There are two arriving processes: A and B. one arriving rate is lambda1, the second arriving rate is lambda2.
The serving rate is u.
All A's are in one FIFO queue. All B's are in the second FIFO queue. These customers are dequeued from the two queues in roundrobin way to be served.
but if one queue is empty, dequeue from the other queue. The arrivals are independent and Poisson. The services times are independent and exponential.
What is the average time spent in the whole system (from arrive to serving finished)? any hints or any references?
Thanks in advanced
UPDATE
Thanks for the comments. I added some assumptions to this question.
In fact, I am comparing the above scheduling algorithm with the following schedule algorithm in perspective of the total time spent in the system, and fairness.
The following scheduling has average time is 1/(u-lambda1-lambda2), I guess.
Fairness is not very clearly defined, tbh.
The service discipline in both the round-robin and FIFO cases is nonpreemptive and work-conserving.

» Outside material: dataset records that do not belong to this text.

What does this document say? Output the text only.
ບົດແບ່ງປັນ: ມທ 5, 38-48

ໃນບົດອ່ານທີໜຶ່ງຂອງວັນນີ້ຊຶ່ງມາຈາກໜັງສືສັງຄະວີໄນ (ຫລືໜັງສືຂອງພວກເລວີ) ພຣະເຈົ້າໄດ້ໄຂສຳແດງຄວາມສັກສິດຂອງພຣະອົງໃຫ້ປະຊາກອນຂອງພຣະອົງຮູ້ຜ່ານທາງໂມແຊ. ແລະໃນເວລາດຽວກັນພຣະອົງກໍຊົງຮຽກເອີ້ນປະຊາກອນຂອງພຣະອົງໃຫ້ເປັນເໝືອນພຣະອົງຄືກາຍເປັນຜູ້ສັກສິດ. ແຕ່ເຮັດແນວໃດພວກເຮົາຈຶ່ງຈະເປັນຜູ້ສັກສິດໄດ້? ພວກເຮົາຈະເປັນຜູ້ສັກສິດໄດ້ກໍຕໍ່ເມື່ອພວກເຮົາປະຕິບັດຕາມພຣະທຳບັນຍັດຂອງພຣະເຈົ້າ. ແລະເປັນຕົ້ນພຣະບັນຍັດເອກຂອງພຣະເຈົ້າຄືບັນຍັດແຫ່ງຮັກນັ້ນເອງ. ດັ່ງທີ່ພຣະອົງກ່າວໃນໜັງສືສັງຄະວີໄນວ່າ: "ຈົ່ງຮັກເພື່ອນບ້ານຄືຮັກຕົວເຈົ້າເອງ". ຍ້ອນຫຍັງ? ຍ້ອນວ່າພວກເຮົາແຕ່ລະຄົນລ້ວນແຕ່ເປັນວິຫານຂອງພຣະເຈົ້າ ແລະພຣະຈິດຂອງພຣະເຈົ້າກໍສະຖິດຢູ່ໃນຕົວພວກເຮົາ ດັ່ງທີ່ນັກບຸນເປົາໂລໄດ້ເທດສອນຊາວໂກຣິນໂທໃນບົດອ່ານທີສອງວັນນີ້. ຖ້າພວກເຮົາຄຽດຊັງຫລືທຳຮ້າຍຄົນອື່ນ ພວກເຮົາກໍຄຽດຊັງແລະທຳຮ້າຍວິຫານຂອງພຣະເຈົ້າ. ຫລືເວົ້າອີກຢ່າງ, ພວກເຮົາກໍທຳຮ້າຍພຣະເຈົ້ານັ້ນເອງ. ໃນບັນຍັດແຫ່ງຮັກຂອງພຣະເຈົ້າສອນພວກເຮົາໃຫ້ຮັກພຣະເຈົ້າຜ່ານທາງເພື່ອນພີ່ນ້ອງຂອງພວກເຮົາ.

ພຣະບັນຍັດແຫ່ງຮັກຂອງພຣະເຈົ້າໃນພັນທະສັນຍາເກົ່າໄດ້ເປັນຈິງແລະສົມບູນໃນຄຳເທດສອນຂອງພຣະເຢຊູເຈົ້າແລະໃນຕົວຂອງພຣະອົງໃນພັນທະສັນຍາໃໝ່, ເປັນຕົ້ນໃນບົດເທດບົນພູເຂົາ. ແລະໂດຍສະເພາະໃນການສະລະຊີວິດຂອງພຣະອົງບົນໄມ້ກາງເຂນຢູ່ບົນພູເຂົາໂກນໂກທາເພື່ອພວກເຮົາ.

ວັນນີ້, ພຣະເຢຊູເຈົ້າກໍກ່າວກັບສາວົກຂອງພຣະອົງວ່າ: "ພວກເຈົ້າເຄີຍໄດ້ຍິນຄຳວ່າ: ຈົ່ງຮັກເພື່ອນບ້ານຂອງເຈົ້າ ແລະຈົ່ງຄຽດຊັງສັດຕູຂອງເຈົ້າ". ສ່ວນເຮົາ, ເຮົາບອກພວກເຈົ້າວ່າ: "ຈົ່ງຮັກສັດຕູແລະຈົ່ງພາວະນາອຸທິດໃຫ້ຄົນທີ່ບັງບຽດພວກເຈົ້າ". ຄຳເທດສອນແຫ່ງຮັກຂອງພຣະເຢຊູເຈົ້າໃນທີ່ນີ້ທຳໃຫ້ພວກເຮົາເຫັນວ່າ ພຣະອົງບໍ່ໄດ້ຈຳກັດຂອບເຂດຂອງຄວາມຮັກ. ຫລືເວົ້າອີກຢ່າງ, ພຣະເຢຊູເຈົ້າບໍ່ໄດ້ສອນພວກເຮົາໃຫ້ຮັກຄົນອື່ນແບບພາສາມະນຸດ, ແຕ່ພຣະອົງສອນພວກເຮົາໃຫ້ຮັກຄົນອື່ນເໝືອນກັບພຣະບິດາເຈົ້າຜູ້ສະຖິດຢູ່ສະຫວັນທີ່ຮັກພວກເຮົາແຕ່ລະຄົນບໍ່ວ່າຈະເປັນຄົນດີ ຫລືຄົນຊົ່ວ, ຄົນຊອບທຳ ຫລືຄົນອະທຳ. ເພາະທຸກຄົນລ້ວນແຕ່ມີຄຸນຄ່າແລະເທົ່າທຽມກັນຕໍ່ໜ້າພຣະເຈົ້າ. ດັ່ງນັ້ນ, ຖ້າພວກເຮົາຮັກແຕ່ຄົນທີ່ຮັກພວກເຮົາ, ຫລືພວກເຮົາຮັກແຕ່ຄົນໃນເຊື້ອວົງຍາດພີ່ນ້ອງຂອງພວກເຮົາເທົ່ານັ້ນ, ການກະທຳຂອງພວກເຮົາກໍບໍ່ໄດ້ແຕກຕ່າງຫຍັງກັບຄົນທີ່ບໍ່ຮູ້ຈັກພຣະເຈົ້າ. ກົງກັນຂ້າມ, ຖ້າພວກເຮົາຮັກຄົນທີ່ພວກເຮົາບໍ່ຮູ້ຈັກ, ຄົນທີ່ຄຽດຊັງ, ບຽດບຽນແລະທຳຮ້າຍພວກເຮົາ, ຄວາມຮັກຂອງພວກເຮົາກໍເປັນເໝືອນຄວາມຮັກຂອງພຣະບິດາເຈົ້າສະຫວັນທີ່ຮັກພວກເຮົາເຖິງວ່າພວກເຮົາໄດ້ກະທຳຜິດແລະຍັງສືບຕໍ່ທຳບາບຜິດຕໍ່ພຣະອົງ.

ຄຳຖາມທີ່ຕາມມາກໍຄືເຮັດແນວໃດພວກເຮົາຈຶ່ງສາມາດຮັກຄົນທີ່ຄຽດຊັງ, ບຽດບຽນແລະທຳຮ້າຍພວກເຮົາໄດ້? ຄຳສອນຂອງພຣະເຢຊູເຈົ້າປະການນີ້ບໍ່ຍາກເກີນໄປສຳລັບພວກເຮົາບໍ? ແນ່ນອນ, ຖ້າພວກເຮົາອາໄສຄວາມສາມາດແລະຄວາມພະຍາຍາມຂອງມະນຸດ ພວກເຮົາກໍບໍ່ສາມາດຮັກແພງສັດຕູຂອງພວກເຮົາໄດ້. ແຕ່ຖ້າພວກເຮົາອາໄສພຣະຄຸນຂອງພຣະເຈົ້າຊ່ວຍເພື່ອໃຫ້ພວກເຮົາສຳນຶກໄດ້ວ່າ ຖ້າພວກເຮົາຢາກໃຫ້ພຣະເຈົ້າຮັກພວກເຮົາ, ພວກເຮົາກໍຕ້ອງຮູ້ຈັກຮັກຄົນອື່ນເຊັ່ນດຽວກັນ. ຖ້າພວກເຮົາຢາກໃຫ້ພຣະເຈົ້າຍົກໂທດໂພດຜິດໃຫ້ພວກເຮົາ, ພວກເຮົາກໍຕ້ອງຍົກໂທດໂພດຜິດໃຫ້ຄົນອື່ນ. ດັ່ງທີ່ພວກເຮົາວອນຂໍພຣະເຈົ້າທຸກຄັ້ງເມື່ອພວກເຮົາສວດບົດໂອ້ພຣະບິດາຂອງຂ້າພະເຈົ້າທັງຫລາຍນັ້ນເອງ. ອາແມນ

Average delay $\overline{W}$: Define the aggregate average delay as a weighted sum of individual delays: \begin{align} \overline{W} &= \frac{\lambda_A}{\lambda_A+\lambda_B}\overline{W}_A + \frac{\lambda_B}{\lambda_A+\lambda_B} \overline{W}_B \quad (Eq. 1)\\ &=\frac{\overline{N}_A + \overline{N}_B}{\lambda_A+\lambda_B}\\ &=\frac{\overline{N}}{\lambda_A+\lambda_B} \quad (Eq. 2) \end{align} where the last two equalities use Little's theorem and these definitions: \begin{align} \overline{N}_A &= \mbox{avg number of jobs of type A} \\ \overline{N}_B &= \mbox{avg number of jobs of type B} \\ \overline{N} &= \overline{N}_A + \overline{N}_B \end{align}
Regardless of the arrival processes, if the service times are indistinguishable over job types, i.i.d., and independent of the arrivals, the total average number of jobs in the system, which is $\overline{N}$, is the same for the round-robin and FIFO policies. Thus, by (Eq. 2), the average delay $\overline{W}$ is also the same for round-robin and FIFO. So you can calculate $\overline{W}$ for the more complicated round-robin policy simply by calculating it for the FIFO policy. Under independent Poisson arrivals, this amounts to calculating average delay in a standard FIFO M/G/1 queue: $$ \mbox{RoundRobin or FIFO} \implies \overline{W} = \mbox{M/G/1 formula}$$
Individual average delays $\overline{W}_A, \overline{W}_B$: Again assume independent Poisson arrivals. Define $\overline{X}$ as the average service time and let $\overline{U}_{seen, A}$ and $\overline{U}_{seen,B}$ be the average unfinished work "seen" by an arrival of type A and B, respectively. Then $$ \mbox{FIFO} \implies \overline{W}_A = \overline{U}_{seen,A}+\overline{X} , \quad \overline{W}_B = \overline{U}_{seen,B} + \overline{X}$$ By PASTA, both types of jobs (A and B) "see" the same average unfinished work when they arrive: $$\overline{U}_{seen,A} = \overline{U}_{seen,B}$$ Thus $$ \mbox{FIFO} \implies \overline{W}_A=\overline{W}_B=\overline{W}$$ where the final equality holds by (Eq. 1). On the other hand, the round-robin system will likely have $\overline{W}_A\neq \overline{W}_B$ even though aggregate average delay $\overline{W}$ is the same as FIFO. Intuitively I would expect $\overline{W}_A<\overline{W}_B$ if $\lambda_A<\lambda_B$.